The findings included:
Patient #24 presented to the Emergency Department (ED) on February 19, 2015, at 1:09 AM, for a gunshot wound to the left upper arm and scratches to the upper chest and abdomen. Medical record review revealed Registered Nurse (RN) #1 triaged the patient at 1:17 AM as a level 3 (urgent) patient on the Emergency Severity Index (ESI).
Medical record review of a physician's note dated February 19, 2015, at 1:39 AM, revealed the patient had two ballistic (gunshot) wounds to the left anterior upper extremity. Continued review of a physician's note at 2:11 AM revealed "...after talking with police there was no one at the house...husband has no real history of attempt to kill pt [patient]...pt has had a history of Suicide attempt but when asked pt denies history...per police they have been called out two time[s] once for overdose and second time attempt hanging..." Further review of a physician's note at 2:24 AM revealed "...story does not fit with her history of events...has wound consistent with self harm will fill out CON [certificate of need] and have CRT [crisis response team] eval [evaluate] for placement..."
Medical record review of a nurse's note dated February 19, 2015, at 12:36 PM, revealed Patient #24 was accepted at a psychiatric facility and report was called to the accepting facility. Further review revealed the patient's medical record and diagnostic studies were copied for the receiving facility.
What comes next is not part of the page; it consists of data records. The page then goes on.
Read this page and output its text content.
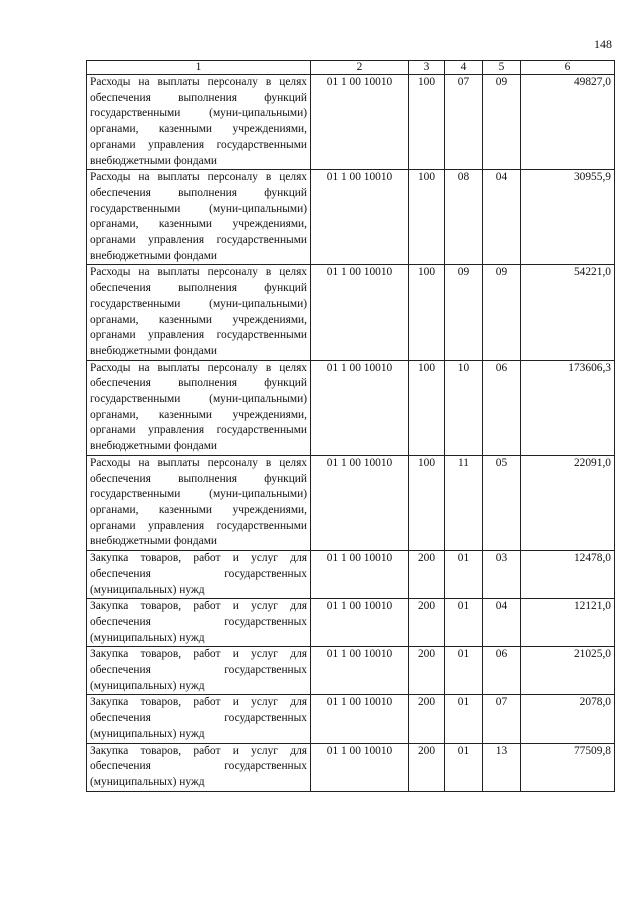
148
1	2	3	4	5	6
Расходы на выплаты персоналу в целях обеспечения выполнения функций государственными (муни-ципальными) органами, казенными учреждениями, органами управления государственными внебюджетными фондами	01 1 00 10010	100	07	09	49827,0
Расходы на выплаты персоналу в целях обеспечения выполнения функций государственными (муни-ципальными) органами, казенными учреждениями, органами управления государственными внебюджетными фондами	01 1 00 10010	100	08	04	30955,9
Расходы на выплаты персоналу в целях обеспечения выполнения функций государственными (муни-ципальными) органами, казенными учреждениями, органами управления государственными внебюджетными фондами	01 1 00 10010	100	09	09	54221,0
Расходы на выплаты персоналу в целях обеспечения выполнения функций государственными (муни-ципальными) органами, казенными учреждениями, органами управления государственными внебюджетными фондами	01 1 00 10010	100	10	06	173606,3
Расходы на выплаты персоналу в целях обеспечения выполнения функций государственными (муни-ципальными) органами, казенными учреждениями, органами управления государственными внебюджетными фондами	01 1 00 10010	100	11	05	22091,0
Закупка товаров, работ и услуг для обеспечения государственных (муниципальных) нужд	01 1 00 10010	200	01	03	12478,0
Закупка товаров, работ и услуг для обеспечения государственных (муниципальных) нужд	01 1 00 10010	200	01	04	12121,0
Закупка товаров, работ и услуг для обеспечения государственных (муниципальных) нужд	01 1 00 10010	200	01	06	21025,0
Закупка товаров, работ и услуг для обеспечения государственных (муниципальных) нужд	01 1 00 10010	200	01	07	2078,0
Закупка товаров, работ и услуг для обеспечения государственных (муниципальных) нужд	01 1 00 10010	200	01	13	77509,8
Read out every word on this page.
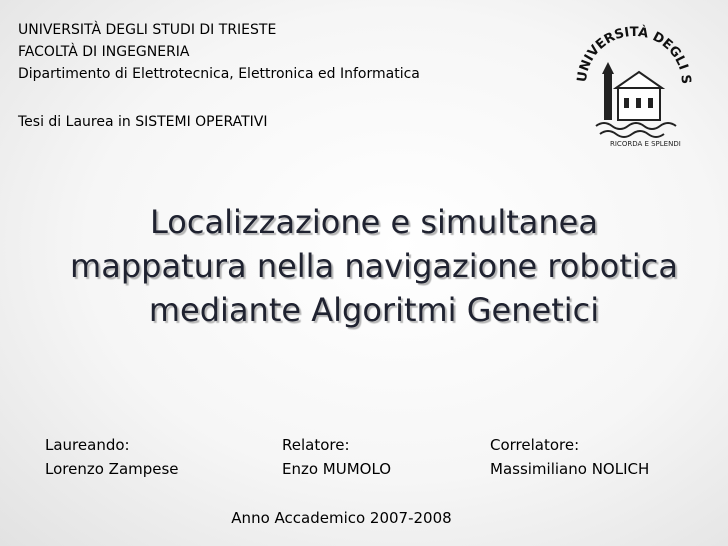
UNIVERSITÀ DEGLI STUDI DI TRIESTE
FACOLTÀ DI INGEGNERIA
Dipartimento di Elettrotecnica, Elettronica ed Informatica
Tesi di Laurea in SISTEMI OPERATIVI
UNIVERSITÀ DEGLI S
RICORDA E SPLENDI
Localizzazione e simultanea
mappatura nella navigazione robotica
mediante Algoritmi Genetici
Laureando:
Lorenzo Zampese
Relatore:
Enzo MUMOLO
Correlatore:
Massimiliano NOLICH
Anno Accademico 2007-2008
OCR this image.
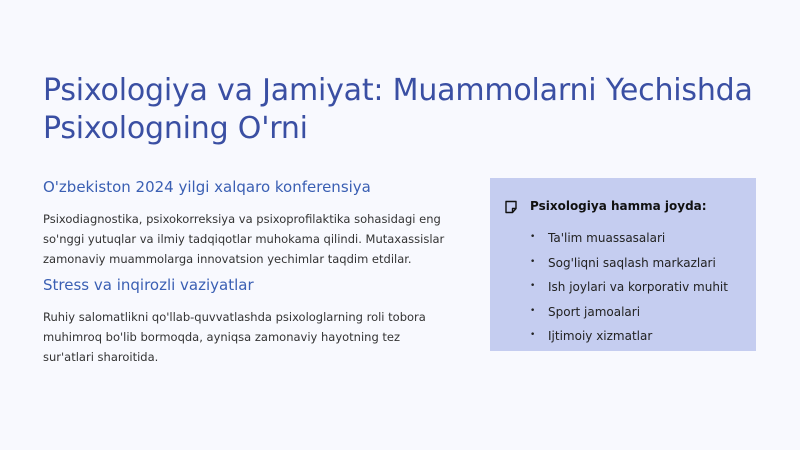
Psixologiya va Jamiyat: Muammolarni Yechishda Psixologning O'rni
O'zbekiston 2024 yilgi xalqaro konferensiya

Psixodiagnostika, psixokorreksiya va psixoprofilaktika sohasidagi eng so'nggi yutuqlar va ilmiy tadqiqotlar muhokama qilindi. Mutaxassislar zamonaviy muammolarga innovatsion yechimlar taqdim etdilar.

Stress va inqirozli vaziyatlar

Ruhiy salomatlikni qo'llab-quvvatlashda psixologlarning roli tobora muhimroq bo'lib bormoqda, ayniqsa zamonaviy hayotning tez sur'atlari sharoitida.

Psixologiya hamma joyda:
•	Ta'lim muassasalari
•	Sog'liqni saqlash markazlari
•	Ish joylari va korporativ muhit
•	Sport jamoalari
•	Ijtimoiy xizmatlar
Medical record review revealed no documentation of a transfer form or physician certification of need for transfer for Patient #24.
Review of facility policy, "EMTALA-Transfer Policy," not dated, revealed "...may transfer the individual only if...a physician has signed a certification...certificate must contain a written summary of the risks and benefits...must state reason for transfer...date and time...must match the date and time of the transfer...if a physician is not physically present at the time of the transfer, a QMP [qualified medical person] may sign the certification after consultation with a physician..."
Interview with RN #2 on March 24, 2015, at 10:40 AM, in the assistant nurse manager's office, revealed "...don't remember seeing a transfer form..."
Telephone interview with RN #1 on March 24, 2015, at 1:10 PM, revealed "...don't remember transfer forms..."
Telephone interview with RN #3 on March 24, 2015, at 7:47 PM, revealed "... I don't remember seeing a transfer form..."
Interview with the Corporate Preparedness Officer, on March 24, 2015, at 1:30 PM, in the conference room, confirmed the facility failed to complete a transfer form for Patient #24.